Los niños siempre hacen la pregunta debajo de la pregunta.
No qué va a pasar.
Sino si yo voy a ser responsable de lo que pase.
Le subes el cierre de la sudadera y le acomodas la capucha con suavidad sobre el cabello.
“Ahorita estoy concentrado en ti”, dices.
Eso es lo suficientemente cierto.
En la clínica de urgencias, todo se vuelve fluorescente y procedimental.
Una enfermera mira una sola vez la cara de Sofía —el miedo tirante, la postura protegida, la forma en que se sienta inclinándose un poco para evitar presión en el lado derecho— y los hace pasar más rápido de lo habitual. La doctora, una mujer de unos cuarenta años con ojos cansados y amables y la competencia ágil de alguien que ha visto demasiadas verdades familiares llegar fuera del horario laboral, hace preguntas con una neutralidad cuidadosa.
“¿Qué pasó?”
Sofía te mira a ti primero.
No respondes por ella.
Eso importa.
La doctora también lo nota.
Sofía susurra: “Mi espalda se pegó con un tirador.”
La doctora asiente una vez. “¿Cómo?”
Silencio.
Luego los ojos de Sofía se llenan de lágrimas.
“Mi mamá me empujó.”
Ahí está.
Pequeño. Callado. Devastador.
La doctora no se inmuta. No dramatiza. Solo se vuelve hacia la enfermera y dice: “¿Puede salir un momento con el señor Ortega mientras la examino a solas?”
Al principio quieres negarte. Instinto. Protección. Pero entiendes de inmediato por qué lo está haciendo. Los niños suelen hablar con más libertad sin uno de los padres —incluso el más seguro— en la habitación. Y si hay más, la doctora le está dando una oportunidad de salir a la superficie.
Así que sales al pasillo.
Esos doce minutos son los más largos de tu vida.

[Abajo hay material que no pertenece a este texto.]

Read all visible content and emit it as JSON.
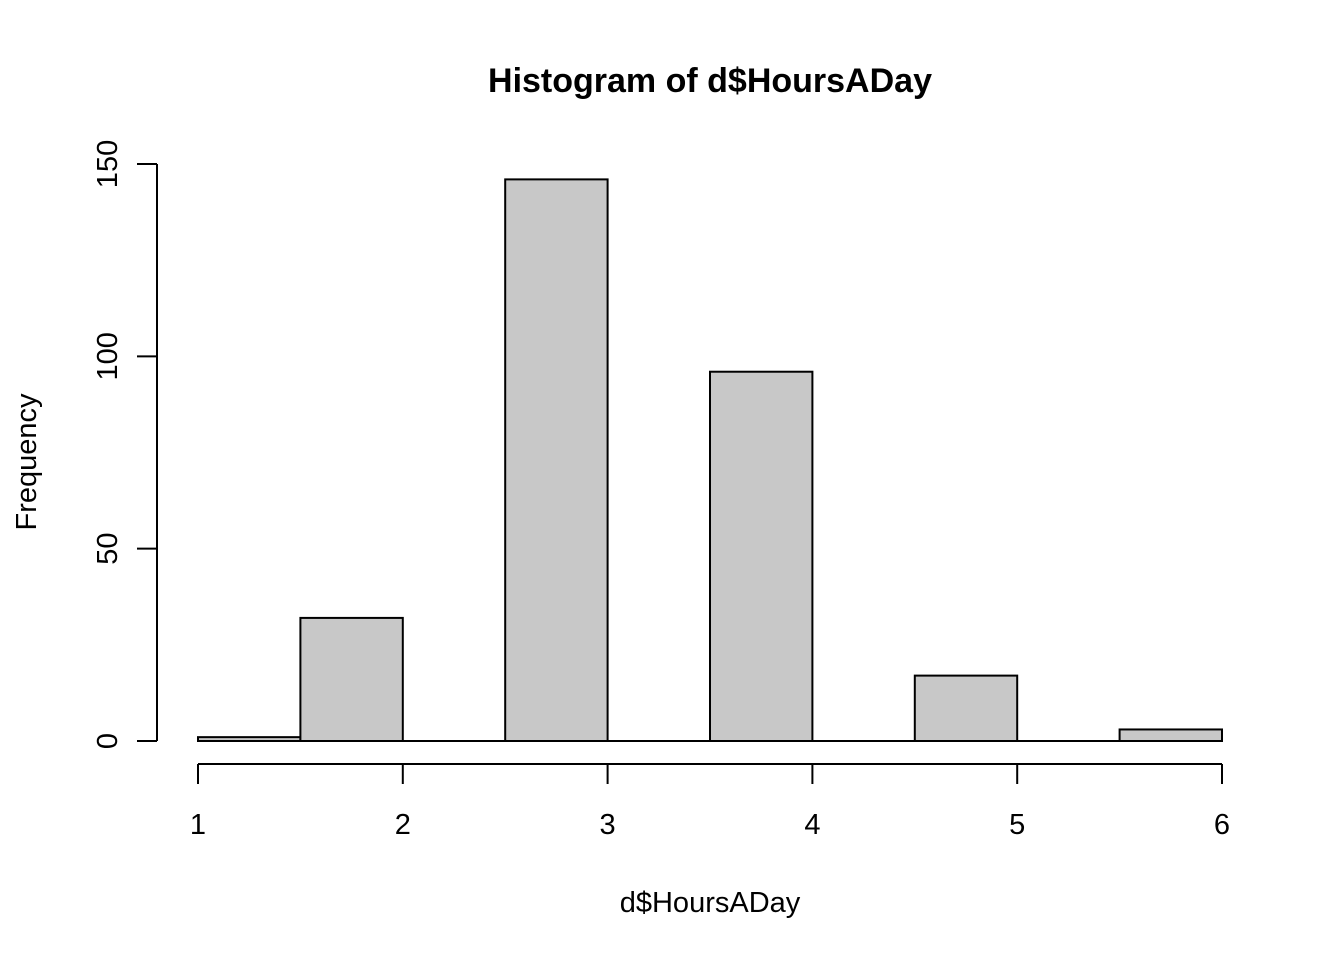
{
  "chart_data": {
    "type": "bar",
    "title": "Histogram of d$HoursADay",
    "xlabel": "d$HoursADay",
    "ylabel": "Frequency",
    "bins": [
      {
        "x0": 1.0,
        "x1": 1.5,
        "count": 1
      },
      {
        "x0": 1.5,
        "x1": 2.0,
        "count": 32
      },
      {
        "x0": 2.0,
        "x1": 2.5,
        "count": 0
      },
      {
        "x0": 2.5,
        "x1": 3.0,
        "count": 146
      },
      {
        "x0": 3.0,
        "x1": 3.5,
        "count": 0
      },
      {
        "x0": 3.5,
        "x1": 4.0,
        "count": 96
      },
      {
        "x0": 4.0,
        "x1": 4.5,
        "count": 0
      },
      {
        "x0": 4.5,
        "x1": 5.0,
        "count": 17
      },
      {
        "x0": 5.0,
        "x1": 5.5,
        "count": 0
      },
      {
        "x0": 5.5,
        "x1": 6.0,
        "count": 3
      }
    ],
    "xlim": [
      1,
      6
    ],
    "ylim": [
      0,
      150
    ],
    "xticks": [
      "1",
      "2",
      "3",
      "4",
      "5",
      "6"
    ],
    "yticks": [
      "0",
      "50",
      "100",
      "150"
    ],
    "grid": false,
    "bar_color": "#c8c8c8",
    "edge_color": "#000000"
  }
}
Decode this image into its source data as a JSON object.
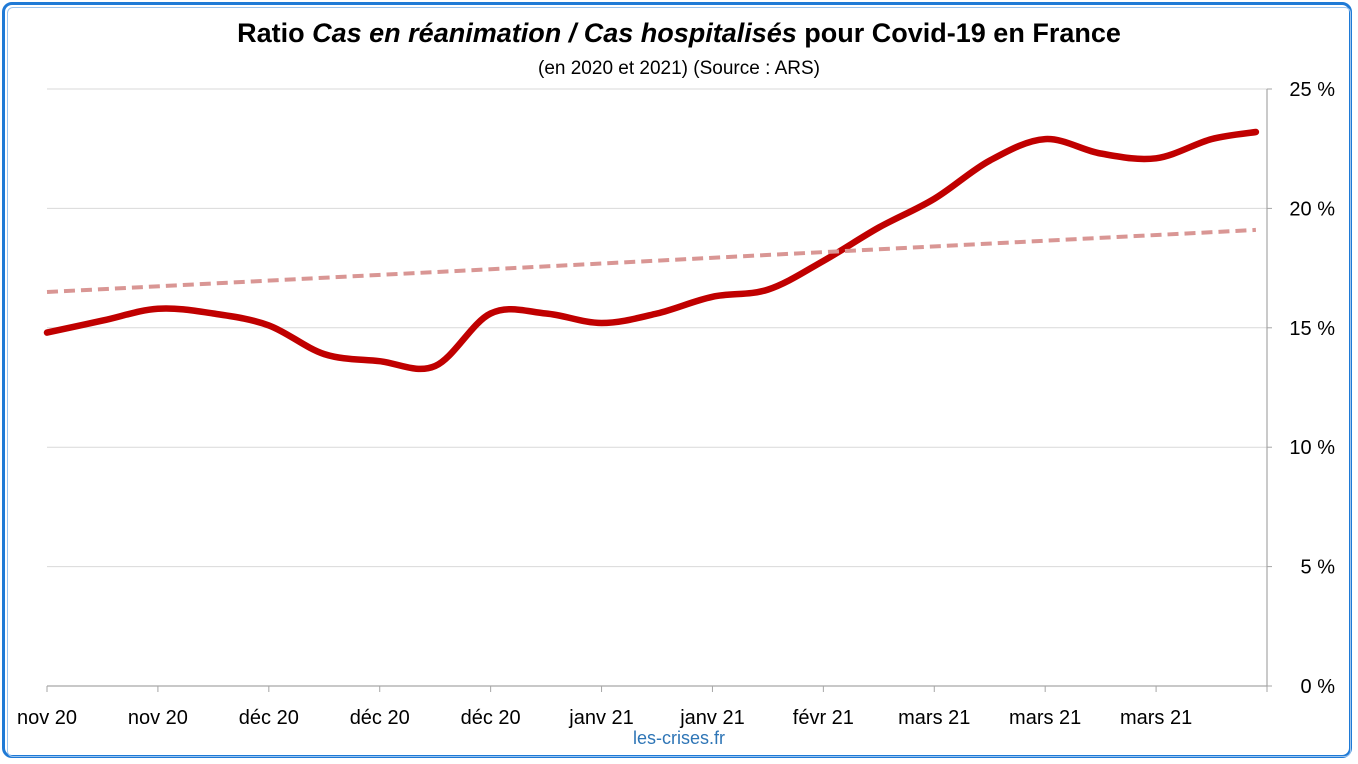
{
  "chart_data": {
    "type": "line",
    "title_parts": {
      "pre": "Ratio ",
      "italic": "Cas en réanimation / Cas hospitalisés",
      "post": " pour Covid-19 en France"
    },
    "subtitle": "(en 2020 et 2021) (Source : ARS)",
    "source_note": "les-crises.fr",
    "x_tick_labels": [
      "nov 20",
      "nov 20",
      "déc 20",
      "déc 20",
      "déc 20",
      "janv 21",
      "janv 21",
      "févr 21",
      "mars 21",
      "mars 21",
      "mars 21"
    ],
    "y_tick_labels": [
      "0 %",
      "5 %",
      "10 %",
      "15 %",
      "20 %",
      "25 %"
    ],
    "y_ticks": [
      0,
      5,
      10,
      15,
      20,
      25
    ],
    "ylim": [
      0,
      25
    ],
    "y_axis_side": "right",
    "grid": true,
    "series": [
      {
        "style": "solid",
        "color": "#c00000",
        "x": [
          0,
          0.5,
          1,
          1.5,
          2,
          2.5,
          3,
          3.5,
          4,
          4.5,
          5,
          5.5,
          6,
          6.5,
          7,
          7.5,
          8,
          8.5,
          9,
          9.5,
          10,
          10.5,
          10.9
        ],
        "values": [
          14.8,
          15.3,
          15.8,
          15.6,
          15.1,
          13.9,
          13.6,
          13.4,
          15.6,
          15.6,
          15.2,
          15.6,
          16.3,
          16.6,
          17.8,
          19.2,
          20.4,
          22.0,
          22.9,
          22.3,
          22.1,
          22.9,
          23.2
        ]
      },
      {
        "style": "dashed",
        "color": "#d99694",
        "x": [
          0,
          10.9
        ],
        "values": [
          16.5,
          19.1
        ]
      }
    ]
  }
}
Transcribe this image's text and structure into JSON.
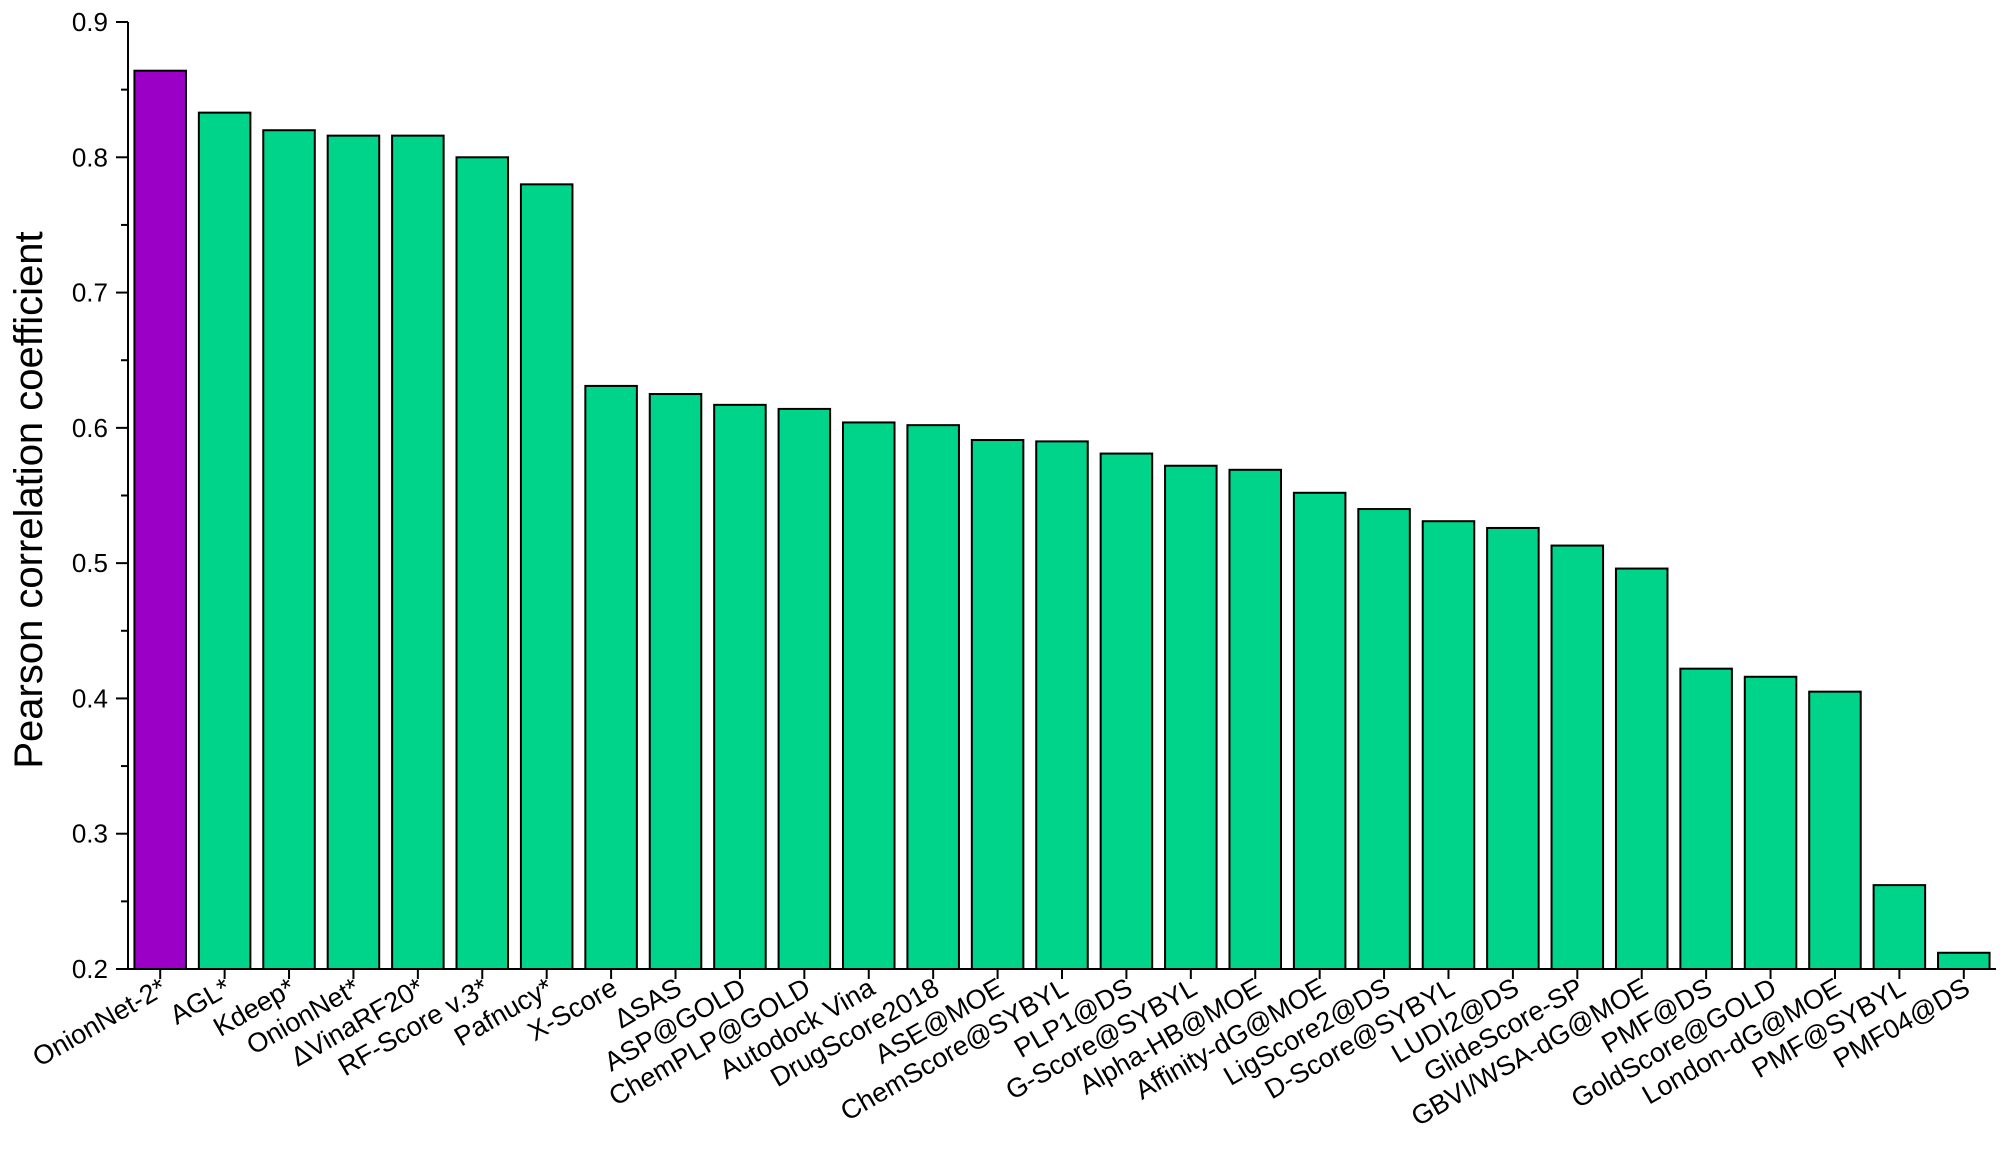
{
  "chart_data": {
    "type": "bar",
    "ylabel": "Pearson correlation coefficient",
    "xlabel": "",
    "ylim": [
      0.2,
      0.9
    ],
    "yticks": [
      0.2,
      0.3,
      0.4,
      0.5,
      0.6,
      0.7,
      0.8,
      0.9
    ],
    "categories": [
      "OnionNet-2*",
      "AGL*",
      "Kdeep*",
      "OnionNet*",
      "ΔVinaRF20*",
      "RF-Score v.3*",
      "Pafnucy*",
      "X-Score",
      "ΔSAS",
      "ASP@GOLD",
      "ChemPLP@GOLD",
      "Autodock Vina",
      "DrugScore2018",
      "ASE@MOE",
      "ChemScore@SYBYL",
      "PLP1@DS",
      "G-Score@SYBYL",
      "Alpha-HB@MOE",
      "Affinity-dG@MOE",
      "LigScore2@DS",
      "D-Score@SYBYL",
      "LUDI2@DS",
      "GlideScore-SP",
      "GBVI/WSA-dG@MOE",
      "PMF@DS",
      "GoldScore@GOLD",
      "London-dG@MOE",
      "PMF@SYBYL",
      "PMF04@DS"
    ],
    "values": [
      0.864,
      0.833,
      0.82,
      0.816,
      0.816,
      0.8,
      0.78,
      0.631,
      0.625,
      0.617,
      0.614,
      0.604,
      0.602,
      0.591,
      0.59,
      0.581,
      0.572,
      0.569,
      0.552,
      0.54,
      0.531,
      0.526,
      0.513,
      0.496,
      0.422,
      0.416,
      0.405,
      0.262,
      0.212
    ],
    "colors": {
      "highlight": "#9b00c7",
      "default": "#00d38a"
    },
    "highlight_index": 0,
    "grid": false,
    "legend": "none"
  }
}
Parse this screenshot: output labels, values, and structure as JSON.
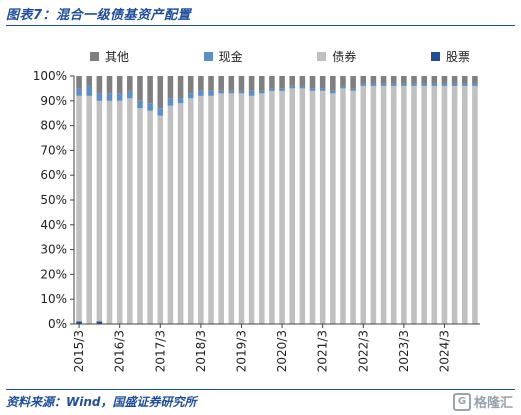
{
  "header": {
    "title": "图表7：混合一级债基资产配置"
  },
  "footer": {
    "source": "资料来源：Wind，国盛证券研究所",
    "watermark": "格隆汇"
  },
  "colors": {
    "other": "#7f7f7f",
    "cash": "#5b8fc9",
    "bond": "#c0c0c0",
    "stock": "#1f4e9e",
    "title": "#1f4e9e"
  },
  "chart_data": {
    "type": "bar",
    "stacked": true,
    "title": "",
    "xlabel": "",
    "ylabel": "",
    "ylim": [
      0,
      100
    ],
    "y_ticks": [
      "0%",
      "10%",
      "20%",
      "30%",
      "40%",
      "50%",
      "60%",
      "70%",
      "80%",
      "90%",
      "100%"
    ],
    "x_tick_labels": [
      "2015/3",
      "2016/3",
      "2017/3",
      "2018/3",
      "2019/3",
      "2020/3",
      "2021/3",
      "2022/3",
      "2023/3",
      "2024/3"
    ],
    "categories": [
      "2015Q1",
      "2015Q2",
      "2015Q3",
      "2015Q4",
      "2016Q1",
      "2016Q2",
      "2016Q3",
      "2016Q4",
      "2017Q1",
      "2017Q2",
      "2017Q3",
      "2017Q4",
      "2018Q1",
      "2018Q2",
      "2018Q3",
      "2018Q4",
      "2019Q1",
      "2019Q2",
      "2019Q3",
      "2019Q4",
      "2020Q1",
      "2020Q2",
      "2020Q3",
      "2020Q4",
      "2021Q1",
      "2021Q2",
      "2021Q3",
      "2021Q4",
      "2022Q1",
      "2022Q2",
      "2022Q3",
      "2022Q4",
      "2023Q1",
      "2023Q2",
      "2023Q3",
      "2023Q4",
      "2024Q1",
      "2024Q2",
      "2024Q3",
      "2024Q4"
    ],
    "legend_position": "top",
    "series": [
      {
        "name": "股票",
        "color_key": "stock",
        "values": [
          1,
          0,
          1,
          0,
          0,
          0,
          0,
          0,
          0,
          0,
          0,
          0,
          0,
          0,
          0,
          0,
          0,
          0,
          0,
          0,
          0,
          0,
          0,
          0,
          0,
          0,
          0,
          0,
          0,
          0,
          0,
          0,
          0,
          0,
          0,
          0,
          0,
          0,
          0,
          0
        ]
      },
      {
        "name": "债券",
        "color_key": "bond",
        "values": [
          91,
          92,
          89,
          90,
          90,
          91,
          87,
          86,
          84,
          88,
          89,
          91,
          92,
          92,
          93,
          93,
          93,
          92,
          93,
          94,
          94,
          95,
          95,
          94,
          94,
          93,
          95,
          94,
          96,
          96,
          96,
          96,
          96,
          96,
          96,
          96,
          96,
          96,
          96,
          96
        ]
      },
      {
        "name": "现金",
        "color_key": "cash",
        "values": [
          3,
          4,
          3,
          3,
          3,
          3,
          3,
          3,
          3,
          3,
          2,
          2,
          2,
          2,
          1,
          1,
          1,
          2,
          1,
          1,
          1,
          1,
          1,
          1,
          1,
          1,
          1,
          1,
          1,
          1,
          1,
          1,
          1,
          1,
          1,
          1,
          1,
          1,
          1,
          1
        ]
      },
      {
        "name": "其他",
        "color_key": "other",
        "values": [
          5,
          4,
          7,
          7,
          7,
          6,
          10,
          11,
          13,
          9,
          9,
          7,
          6,
          6,
          6,
          6,
          6,
          6,
          6,
          5,
          5,
          4,
          4,
          5,
          5,
          6,
          4,
          5,
          3,
          3,
          3,
          3,
          3,
          3,
          3,
          3,
          3,
          3,
          3,
          3
        ]
      }
    ]
  }
}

Te quedas de pie cerca de un cartel sobre vacunas infantiles y señales de deshidratación y tratas de no implosionar. Tu teléfono vibra dos veces con correos del trabajo y una vez con un mensaje de Mariana: Voy tarde. La cena con el cliente se alargó. ¿Sofi ya comió?
Miras la pantalla hasta que las letras se vuelven borrosas.